First, the facts. The name Hallowe'en, with or without apostrophe, is a contraction of All Hallows Eve.

Hallows derives from the Old English word halig, meaning holy - thus All Hallows Day itself is in fact All Saints Day.

All Saints Day was originally celebrated on May 13th, a celebration in memory of all Christian martyrs.

This is still celebrated by Rome, but Pope Gregory IV in 835AD created a new All Saints Day on November 1st. The Catholic church also celebrates All Souls Day on November 2nd.

Why November 1st? For the ancient Celts, this date marked their new year, as well as the onset of winter.


On the night before, they celebrated the festival of Samhain, Lord of the Dead - for which people would wear masks and light bonfires to drive away the spirits of the dead, which on that night were believed to mingle with those of the living. Even 'trick or treat' is believed to date this far back.

The Celtic festival eventually merged with two Roman ones, one in celebration of harvest and the goddess Pomona - and believed to be the origin of 'apple-bobbing'.

Other Halloween traditions, such as carving pumpkins (originally turnips) and making a Jack o'Lantern come from Ireland.

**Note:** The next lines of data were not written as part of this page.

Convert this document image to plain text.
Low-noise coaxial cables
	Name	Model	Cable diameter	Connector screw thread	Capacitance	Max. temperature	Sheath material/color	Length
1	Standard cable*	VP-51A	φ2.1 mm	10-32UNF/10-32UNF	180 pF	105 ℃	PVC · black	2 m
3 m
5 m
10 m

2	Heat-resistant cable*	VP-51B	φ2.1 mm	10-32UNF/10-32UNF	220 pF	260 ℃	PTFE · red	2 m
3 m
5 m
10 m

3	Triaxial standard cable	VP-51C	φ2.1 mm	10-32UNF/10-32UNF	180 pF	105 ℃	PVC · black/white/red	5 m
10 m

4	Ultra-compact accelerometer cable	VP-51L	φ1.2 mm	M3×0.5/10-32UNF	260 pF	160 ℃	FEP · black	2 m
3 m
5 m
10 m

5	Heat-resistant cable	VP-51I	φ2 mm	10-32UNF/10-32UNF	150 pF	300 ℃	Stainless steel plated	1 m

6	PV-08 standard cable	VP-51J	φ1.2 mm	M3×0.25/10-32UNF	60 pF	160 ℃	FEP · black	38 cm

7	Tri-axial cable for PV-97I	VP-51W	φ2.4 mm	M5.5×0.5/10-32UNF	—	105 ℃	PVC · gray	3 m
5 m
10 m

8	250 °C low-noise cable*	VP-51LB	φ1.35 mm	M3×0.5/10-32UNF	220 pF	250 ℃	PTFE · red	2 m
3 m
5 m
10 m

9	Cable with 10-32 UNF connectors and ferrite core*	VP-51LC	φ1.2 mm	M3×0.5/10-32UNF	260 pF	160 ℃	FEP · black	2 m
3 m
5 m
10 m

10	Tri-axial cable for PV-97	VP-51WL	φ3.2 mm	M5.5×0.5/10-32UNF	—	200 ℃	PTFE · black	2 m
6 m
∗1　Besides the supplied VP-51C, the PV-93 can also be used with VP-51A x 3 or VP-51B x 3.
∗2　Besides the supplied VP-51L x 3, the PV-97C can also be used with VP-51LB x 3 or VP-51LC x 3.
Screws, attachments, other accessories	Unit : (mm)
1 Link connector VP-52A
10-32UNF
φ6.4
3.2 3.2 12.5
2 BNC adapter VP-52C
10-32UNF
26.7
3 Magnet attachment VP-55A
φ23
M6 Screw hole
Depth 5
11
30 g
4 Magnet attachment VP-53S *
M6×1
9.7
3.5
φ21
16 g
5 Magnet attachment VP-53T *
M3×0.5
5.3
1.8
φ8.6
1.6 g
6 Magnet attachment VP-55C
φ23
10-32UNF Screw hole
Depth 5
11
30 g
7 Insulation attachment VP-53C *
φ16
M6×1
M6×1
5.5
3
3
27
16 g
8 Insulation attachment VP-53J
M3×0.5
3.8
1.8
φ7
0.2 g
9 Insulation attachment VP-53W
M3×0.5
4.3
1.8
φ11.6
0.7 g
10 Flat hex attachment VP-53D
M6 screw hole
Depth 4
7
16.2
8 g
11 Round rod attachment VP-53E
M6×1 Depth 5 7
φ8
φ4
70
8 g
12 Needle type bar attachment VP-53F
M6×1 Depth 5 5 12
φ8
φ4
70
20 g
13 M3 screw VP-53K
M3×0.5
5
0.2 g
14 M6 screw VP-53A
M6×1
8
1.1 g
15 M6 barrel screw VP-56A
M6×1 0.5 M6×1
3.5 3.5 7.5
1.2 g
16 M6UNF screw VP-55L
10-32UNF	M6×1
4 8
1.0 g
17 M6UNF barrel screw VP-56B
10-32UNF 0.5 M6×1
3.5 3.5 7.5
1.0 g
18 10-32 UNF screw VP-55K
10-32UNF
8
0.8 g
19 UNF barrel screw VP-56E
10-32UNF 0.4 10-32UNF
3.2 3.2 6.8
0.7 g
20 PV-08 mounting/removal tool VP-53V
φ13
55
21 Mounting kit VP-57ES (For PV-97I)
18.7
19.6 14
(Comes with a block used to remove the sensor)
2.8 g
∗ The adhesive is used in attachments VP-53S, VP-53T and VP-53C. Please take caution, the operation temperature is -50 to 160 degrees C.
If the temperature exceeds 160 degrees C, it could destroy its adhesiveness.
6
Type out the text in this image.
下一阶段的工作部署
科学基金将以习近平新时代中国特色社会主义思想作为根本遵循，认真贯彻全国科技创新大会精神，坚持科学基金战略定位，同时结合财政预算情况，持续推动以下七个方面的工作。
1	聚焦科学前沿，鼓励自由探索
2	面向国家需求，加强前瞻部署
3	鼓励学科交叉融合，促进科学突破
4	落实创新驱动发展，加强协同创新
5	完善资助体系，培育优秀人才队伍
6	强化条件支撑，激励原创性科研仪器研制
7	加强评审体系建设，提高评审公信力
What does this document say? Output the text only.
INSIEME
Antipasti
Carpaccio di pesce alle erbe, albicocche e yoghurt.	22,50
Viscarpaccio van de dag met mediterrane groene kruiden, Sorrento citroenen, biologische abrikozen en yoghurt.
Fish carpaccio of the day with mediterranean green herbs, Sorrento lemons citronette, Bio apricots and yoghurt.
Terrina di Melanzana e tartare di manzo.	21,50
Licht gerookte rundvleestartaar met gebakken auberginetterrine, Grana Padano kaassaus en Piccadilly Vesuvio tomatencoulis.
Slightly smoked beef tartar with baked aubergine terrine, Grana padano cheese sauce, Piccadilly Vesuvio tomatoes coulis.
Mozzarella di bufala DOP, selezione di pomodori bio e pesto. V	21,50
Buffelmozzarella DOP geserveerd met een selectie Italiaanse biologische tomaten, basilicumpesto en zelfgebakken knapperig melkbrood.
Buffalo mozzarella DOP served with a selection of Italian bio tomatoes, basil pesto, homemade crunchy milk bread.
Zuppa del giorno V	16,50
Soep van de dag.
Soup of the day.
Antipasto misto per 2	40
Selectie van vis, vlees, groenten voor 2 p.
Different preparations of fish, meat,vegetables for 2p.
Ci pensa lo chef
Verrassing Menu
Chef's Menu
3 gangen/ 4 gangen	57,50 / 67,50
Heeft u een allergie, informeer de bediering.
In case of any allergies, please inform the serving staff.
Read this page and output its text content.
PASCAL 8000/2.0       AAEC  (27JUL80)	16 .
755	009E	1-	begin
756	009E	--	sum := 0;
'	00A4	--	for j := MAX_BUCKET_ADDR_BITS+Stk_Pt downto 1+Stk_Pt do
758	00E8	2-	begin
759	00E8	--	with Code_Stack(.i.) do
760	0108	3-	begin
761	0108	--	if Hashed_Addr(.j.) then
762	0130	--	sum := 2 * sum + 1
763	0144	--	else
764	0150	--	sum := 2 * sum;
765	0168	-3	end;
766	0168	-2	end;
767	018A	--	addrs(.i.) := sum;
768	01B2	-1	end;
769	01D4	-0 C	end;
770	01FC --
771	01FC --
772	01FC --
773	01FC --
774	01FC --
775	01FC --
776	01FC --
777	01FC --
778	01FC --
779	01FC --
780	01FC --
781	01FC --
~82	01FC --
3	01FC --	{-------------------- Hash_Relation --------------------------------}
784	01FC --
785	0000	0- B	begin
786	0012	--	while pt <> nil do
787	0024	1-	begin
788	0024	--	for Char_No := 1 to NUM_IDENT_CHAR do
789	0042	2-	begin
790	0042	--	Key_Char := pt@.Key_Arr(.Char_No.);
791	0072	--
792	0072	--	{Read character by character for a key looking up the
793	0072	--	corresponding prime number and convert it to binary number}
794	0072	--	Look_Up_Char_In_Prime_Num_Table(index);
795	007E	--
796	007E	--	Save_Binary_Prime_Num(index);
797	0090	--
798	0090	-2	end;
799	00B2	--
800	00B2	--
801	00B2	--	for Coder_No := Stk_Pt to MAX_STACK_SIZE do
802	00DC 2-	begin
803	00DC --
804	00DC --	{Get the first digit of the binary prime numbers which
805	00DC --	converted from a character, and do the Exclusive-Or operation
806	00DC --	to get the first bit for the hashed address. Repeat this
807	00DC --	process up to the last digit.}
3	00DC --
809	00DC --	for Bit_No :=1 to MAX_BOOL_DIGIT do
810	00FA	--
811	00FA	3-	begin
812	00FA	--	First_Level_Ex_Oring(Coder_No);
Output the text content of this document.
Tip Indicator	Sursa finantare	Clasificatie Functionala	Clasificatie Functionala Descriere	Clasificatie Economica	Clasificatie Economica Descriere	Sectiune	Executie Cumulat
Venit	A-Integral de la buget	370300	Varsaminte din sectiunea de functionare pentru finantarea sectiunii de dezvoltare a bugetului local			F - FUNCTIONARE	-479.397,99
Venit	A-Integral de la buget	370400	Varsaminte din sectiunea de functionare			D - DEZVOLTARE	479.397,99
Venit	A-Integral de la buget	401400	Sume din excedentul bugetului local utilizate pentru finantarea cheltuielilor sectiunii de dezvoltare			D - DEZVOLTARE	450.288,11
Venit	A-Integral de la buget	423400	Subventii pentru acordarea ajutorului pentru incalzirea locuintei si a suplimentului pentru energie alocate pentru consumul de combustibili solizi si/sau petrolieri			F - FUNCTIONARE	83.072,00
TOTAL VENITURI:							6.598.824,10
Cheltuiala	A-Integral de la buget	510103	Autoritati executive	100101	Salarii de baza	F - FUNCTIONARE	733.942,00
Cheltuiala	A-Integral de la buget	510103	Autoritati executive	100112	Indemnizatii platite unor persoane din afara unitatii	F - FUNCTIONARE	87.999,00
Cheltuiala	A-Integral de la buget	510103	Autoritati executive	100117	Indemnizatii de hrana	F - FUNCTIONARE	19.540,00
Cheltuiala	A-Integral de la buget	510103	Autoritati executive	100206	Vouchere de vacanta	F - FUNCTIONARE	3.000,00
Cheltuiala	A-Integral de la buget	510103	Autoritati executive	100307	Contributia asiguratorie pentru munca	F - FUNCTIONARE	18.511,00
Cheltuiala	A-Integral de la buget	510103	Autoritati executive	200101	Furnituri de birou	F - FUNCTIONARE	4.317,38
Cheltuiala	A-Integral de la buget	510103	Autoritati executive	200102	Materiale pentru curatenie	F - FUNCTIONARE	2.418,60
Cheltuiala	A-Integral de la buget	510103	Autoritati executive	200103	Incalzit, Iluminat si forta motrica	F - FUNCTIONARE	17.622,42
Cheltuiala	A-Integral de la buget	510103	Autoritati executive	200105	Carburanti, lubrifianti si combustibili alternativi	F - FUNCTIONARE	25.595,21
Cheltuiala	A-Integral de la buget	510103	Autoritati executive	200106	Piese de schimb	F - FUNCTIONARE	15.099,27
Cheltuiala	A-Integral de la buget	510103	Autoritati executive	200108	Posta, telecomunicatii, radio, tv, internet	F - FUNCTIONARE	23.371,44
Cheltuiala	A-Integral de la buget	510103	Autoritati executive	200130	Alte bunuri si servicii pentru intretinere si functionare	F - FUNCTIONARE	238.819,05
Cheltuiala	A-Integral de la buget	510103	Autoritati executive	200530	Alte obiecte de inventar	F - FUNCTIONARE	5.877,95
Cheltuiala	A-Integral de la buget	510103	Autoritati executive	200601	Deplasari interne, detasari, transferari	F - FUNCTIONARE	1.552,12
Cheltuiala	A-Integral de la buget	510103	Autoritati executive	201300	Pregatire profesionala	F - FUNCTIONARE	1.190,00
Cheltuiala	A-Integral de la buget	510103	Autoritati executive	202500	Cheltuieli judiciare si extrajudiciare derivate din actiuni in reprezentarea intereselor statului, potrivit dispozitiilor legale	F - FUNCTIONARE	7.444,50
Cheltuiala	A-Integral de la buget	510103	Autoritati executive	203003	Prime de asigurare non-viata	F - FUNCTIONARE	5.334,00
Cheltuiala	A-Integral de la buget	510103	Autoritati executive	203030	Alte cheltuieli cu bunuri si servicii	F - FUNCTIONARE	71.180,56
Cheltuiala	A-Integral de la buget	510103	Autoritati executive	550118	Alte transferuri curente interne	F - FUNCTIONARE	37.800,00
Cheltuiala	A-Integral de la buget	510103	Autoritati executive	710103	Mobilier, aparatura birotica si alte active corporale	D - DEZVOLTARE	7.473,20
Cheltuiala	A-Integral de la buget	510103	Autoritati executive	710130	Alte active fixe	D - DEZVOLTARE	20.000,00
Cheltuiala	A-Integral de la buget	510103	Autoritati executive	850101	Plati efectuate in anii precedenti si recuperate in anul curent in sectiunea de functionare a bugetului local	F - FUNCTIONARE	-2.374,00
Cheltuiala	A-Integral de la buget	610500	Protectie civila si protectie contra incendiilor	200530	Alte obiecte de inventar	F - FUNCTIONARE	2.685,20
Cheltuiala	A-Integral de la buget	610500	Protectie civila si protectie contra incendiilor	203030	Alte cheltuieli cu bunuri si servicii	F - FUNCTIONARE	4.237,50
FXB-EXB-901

Thus what we know as Halloween, although its name derives from a Christian festival, has a long tradition uniting various Western cultures.

Many Christians are uncomfortable with celebrating Halloween and believe that it celebrates evil. Some have attempted to reappropriate October 31st as Reformation Day - it was on this day, in 1517, that Martin Luther nailed his 95 theses to a door in Wittenberg, Germany.

Others have attempted to find a compromise and approach Halloween from a Christian perspective.